When I was previously a part of the anti-abuse team, I worked on many cool projects that drove significant business impact. The team works on projects to keep bad actors at bay. We built tools that monitor suspicious activity on the site and provide us the ability to react in real time when such activity is detected. The coolest part about working on these projects is that you feel like a warrior fighting the good fight, always striving to keep our members safe.

On my current team, we are working on building a data platform that will provide the ability to unlock the full potential of the Economic Graph while applying all of the necessary privacy and compliance checks. The team was formed to build this platform, and I got the opportunity to be one of the first members. As an early member of a team, you get to make design choices that set precedence for the rest of the team. In other words, you get to build stuff from scratch—a very fulfilling trait of a project for any software engineer. The technology we are working with has brought tremendous learning opportunities for everyone across the team and it's been one of my most exciting journeys at LinkedIn.

What was a challenge you faced during one of these projects and how did you overcome it?
There are plenty of challenges that I can think of, but I’ll give an example from when I was on the anti-abuse team. The challenge when you’re working to keep bad actors at bay is that it really becomes a game of cat and mouse where you always have to stay one step ahead. It may sound like a cliché, but it is true that while we had to get it right every single time to keep things running smoothly, they had to get it right only once to cause a problem. While that is a challenge that always kept us on our feet, it was also a lot of fun. Every time we thwarted any suspicious activity and bad actors, it was a satisfying feeling. In addition, the mission of the team—to keep our members’ trust in us safe—kept us going.
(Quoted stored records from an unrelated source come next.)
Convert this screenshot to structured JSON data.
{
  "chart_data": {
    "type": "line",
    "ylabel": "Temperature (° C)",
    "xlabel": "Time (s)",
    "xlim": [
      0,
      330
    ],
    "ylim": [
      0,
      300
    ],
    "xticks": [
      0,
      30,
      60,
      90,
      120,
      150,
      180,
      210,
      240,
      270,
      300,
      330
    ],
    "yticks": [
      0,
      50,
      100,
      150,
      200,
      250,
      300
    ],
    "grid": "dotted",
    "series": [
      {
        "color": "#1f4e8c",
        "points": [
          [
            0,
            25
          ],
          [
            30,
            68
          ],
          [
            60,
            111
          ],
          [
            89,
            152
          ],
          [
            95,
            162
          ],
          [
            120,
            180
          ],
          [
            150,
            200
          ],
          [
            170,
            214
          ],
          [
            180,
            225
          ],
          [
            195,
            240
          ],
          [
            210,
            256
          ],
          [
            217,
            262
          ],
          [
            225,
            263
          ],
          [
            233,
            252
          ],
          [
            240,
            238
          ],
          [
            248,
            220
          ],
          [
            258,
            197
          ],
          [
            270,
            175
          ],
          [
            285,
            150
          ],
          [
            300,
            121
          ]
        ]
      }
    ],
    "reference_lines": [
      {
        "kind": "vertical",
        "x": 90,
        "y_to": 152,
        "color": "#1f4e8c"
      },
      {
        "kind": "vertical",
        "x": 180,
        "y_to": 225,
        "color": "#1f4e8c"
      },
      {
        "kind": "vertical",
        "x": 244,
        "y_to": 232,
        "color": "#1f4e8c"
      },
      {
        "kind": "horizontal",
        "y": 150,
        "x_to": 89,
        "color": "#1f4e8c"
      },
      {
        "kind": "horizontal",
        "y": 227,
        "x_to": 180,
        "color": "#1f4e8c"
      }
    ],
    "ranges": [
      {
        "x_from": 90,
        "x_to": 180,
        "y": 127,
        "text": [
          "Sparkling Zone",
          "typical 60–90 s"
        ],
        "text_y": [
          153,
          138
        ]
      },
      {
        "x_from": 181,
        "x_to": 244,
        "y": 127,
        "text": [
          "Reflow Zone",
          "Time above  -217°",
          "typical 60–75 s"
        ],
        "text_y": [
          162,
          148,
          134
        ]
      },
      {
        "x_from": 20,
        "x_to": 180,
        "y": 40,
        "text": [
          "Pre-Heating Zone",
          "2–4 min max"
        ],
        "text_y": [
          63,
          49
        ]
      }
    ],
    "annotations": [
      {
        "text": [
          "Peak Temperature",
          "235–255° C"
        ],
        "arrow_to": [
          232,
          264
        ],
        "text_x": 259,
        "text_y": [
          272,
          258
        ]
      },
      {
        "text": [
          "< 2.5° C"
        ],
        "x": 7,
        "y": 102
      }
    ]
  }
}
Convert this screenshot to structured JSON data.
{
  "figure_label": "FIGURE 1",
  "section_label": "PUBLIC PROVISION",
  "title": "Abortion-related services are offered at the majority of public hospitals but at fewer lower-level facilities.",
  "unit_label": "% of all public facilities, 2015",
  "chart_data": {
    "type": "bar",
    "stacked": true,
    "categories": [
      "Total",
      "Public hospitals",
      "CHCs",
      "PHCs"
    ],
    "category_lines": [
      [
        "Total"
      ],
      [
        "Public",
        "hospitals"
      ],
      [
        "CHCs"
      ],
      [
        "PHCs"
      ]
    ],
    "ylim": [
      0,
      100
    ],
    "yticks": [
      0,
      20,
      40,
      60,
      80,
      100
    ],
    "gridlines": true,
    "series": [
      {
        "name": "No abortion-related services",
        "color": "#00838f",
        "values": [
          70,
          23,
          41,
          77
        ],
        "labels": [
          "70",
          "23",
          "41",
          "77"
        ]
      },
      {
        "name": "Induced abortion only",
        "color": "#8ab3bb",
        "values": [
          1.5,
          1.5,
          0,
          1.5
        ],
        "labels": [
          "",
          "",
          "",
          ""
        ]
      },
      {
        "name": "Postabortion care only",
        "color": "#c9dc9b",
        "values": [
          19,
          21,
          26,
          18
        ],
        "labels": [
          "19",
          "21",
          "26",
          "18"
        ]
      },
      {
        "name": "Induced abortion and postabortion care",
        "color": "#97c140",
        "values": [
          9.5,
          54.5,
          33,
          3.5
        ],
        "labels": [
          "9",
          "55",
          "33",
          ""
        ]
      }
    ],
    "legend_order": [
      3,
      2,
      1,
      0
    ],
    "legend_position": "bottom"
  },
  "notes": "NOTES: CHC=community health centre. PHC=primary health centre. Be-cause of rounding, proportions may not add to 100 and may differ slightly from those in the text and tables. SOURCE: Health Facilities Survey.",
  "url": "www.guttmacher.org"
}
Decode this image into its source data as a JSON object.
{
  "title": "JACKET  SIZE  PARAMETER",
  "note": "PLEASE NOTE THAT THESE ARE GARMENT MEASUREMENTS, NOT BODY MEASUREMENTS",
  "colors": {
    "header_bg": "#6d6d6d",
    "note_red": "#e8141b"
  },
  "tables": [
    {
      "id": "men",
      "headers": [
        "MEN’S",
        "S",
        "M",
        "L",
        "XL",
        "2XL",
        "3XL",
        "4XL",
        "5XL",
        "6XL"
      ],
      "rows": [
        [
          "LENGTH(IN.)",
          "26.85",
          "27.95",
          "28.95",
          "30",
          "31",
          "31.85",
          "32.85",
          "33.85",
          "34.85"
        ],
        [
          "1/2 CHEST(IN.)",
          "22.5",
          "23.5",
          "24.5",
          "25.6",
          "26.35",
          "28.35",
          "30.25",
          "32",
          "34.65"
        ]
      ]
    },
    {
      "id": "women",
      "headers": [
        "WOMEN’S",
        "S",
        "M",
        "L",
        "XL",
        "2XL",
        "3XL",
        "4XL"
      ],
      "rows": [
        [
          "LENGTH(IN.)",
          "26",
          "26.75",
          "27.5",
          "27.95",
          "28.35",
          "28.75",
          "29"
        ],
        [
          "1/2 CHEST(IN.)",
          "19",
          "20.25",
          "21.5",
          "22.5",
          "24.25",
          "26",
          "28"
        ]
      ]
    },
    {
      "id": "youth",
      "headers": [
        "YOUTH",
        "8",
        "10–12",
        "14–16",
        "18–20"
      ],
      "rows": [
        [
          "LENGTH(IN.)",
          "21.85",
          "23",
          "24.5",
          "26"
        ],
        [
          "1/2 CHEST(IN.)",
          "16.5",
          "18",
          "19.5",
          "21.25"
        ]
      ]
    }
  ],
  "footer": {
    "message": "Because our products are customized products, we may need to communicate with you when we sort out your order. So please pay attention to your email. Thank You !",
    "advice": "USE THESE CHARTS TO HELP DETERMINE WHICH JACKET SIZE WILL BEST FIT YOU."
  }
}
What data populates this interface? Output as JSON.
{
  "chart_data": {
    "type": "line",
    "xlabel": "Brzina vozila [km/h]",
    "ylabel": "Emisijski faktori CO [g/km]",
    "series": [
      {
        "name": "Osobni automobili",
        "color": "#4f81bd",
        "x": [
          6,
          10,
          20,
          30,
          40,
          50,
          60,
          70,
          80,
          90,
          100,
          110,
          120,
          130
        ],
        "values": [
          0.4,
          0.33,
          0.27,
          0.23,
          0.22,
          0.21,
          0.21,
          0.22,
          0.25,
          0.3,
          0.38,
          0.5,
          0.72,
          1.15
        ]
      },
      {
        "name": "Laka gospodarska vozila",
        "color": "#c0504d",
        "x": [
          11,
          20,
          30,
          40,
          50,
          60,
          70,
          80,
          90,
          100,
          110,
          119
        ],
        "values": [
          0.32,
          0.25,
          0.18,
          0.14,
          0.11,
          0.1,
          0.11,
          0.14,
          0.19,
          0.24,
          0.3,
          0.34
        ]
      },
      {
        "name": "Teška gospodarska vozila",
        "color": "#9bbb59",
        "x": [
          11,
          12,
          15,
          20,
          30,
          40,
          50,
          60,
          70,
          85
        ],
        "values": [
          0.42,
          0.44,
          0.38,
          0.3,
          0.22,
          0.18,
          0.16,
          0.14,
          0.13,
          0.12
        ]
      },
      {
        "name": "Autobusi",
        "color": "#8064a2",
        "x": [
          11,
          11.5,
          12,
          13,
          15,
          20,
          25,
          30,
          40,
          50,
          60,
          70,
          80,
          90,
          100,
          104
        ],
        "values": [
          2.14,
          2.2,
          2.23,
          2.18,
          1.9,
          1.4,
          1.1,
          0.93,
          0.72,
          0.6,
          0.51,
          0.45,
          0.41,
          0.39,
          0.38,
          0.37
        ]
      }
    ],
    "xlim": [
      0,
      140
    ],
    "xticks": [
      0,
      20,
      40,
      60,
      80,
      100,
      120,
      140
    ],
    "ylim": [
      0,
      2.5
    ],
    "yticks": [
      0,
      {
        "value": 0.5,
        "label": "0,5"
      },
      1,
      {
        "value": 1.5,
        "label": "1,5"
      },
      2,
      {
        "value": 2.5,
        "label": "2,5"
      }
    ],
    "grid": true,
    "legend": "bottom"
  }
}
What role have mentors in your career growth?
I’ve had multiple mentors over the years and I wholeheartedly believe I wouldn’t be where I am today if it weren’t for them. When navigating a large and complex organization with tremendous opportunities, having someone on your side who is always rooting for you and someone you can always count on to have your best interest in their hearts is a very soothing feeling. My mentors have seen me grow over the last 5+ years and know my fears, weaknesses, and strengths even better than I do. Personally, that is a comforting thought, because I know that at every step of my career, big or small, I can count on getting advice that is well-suited for me and based on their understanding of who I am as a person.

What advice would you give to a woman wanting to pursue a career in tech?
My only advice would be to not be scared. I can see how tech can seem intimidating from a distance, but when you are in it, it really isn’t that hard. Besides, no person is an island—this is as true in tech as it is in any other career. You can absolutely count on the people around you to help you. With mentors on your side and surrounded by people who mean well, there are ample opportunities to grow and succeed.

What do you wish you knew when you started your career in tech?
I wish I’d known it is okay to not know everything—no single person does. It is okay to reach out to people you admire and ask if they have the time to mentor you. I also wish I knew it is okay to not know “where you want to be five years from now,” as long as you are learning and growing personally and professionally and are satisfied with where you are right now. I wish I’d known that every other person has the same fears that I do and nobody has all the answers, so I am not an anomaly. But there are also some things you learn along the way, and I absolutely cherish all those learnings.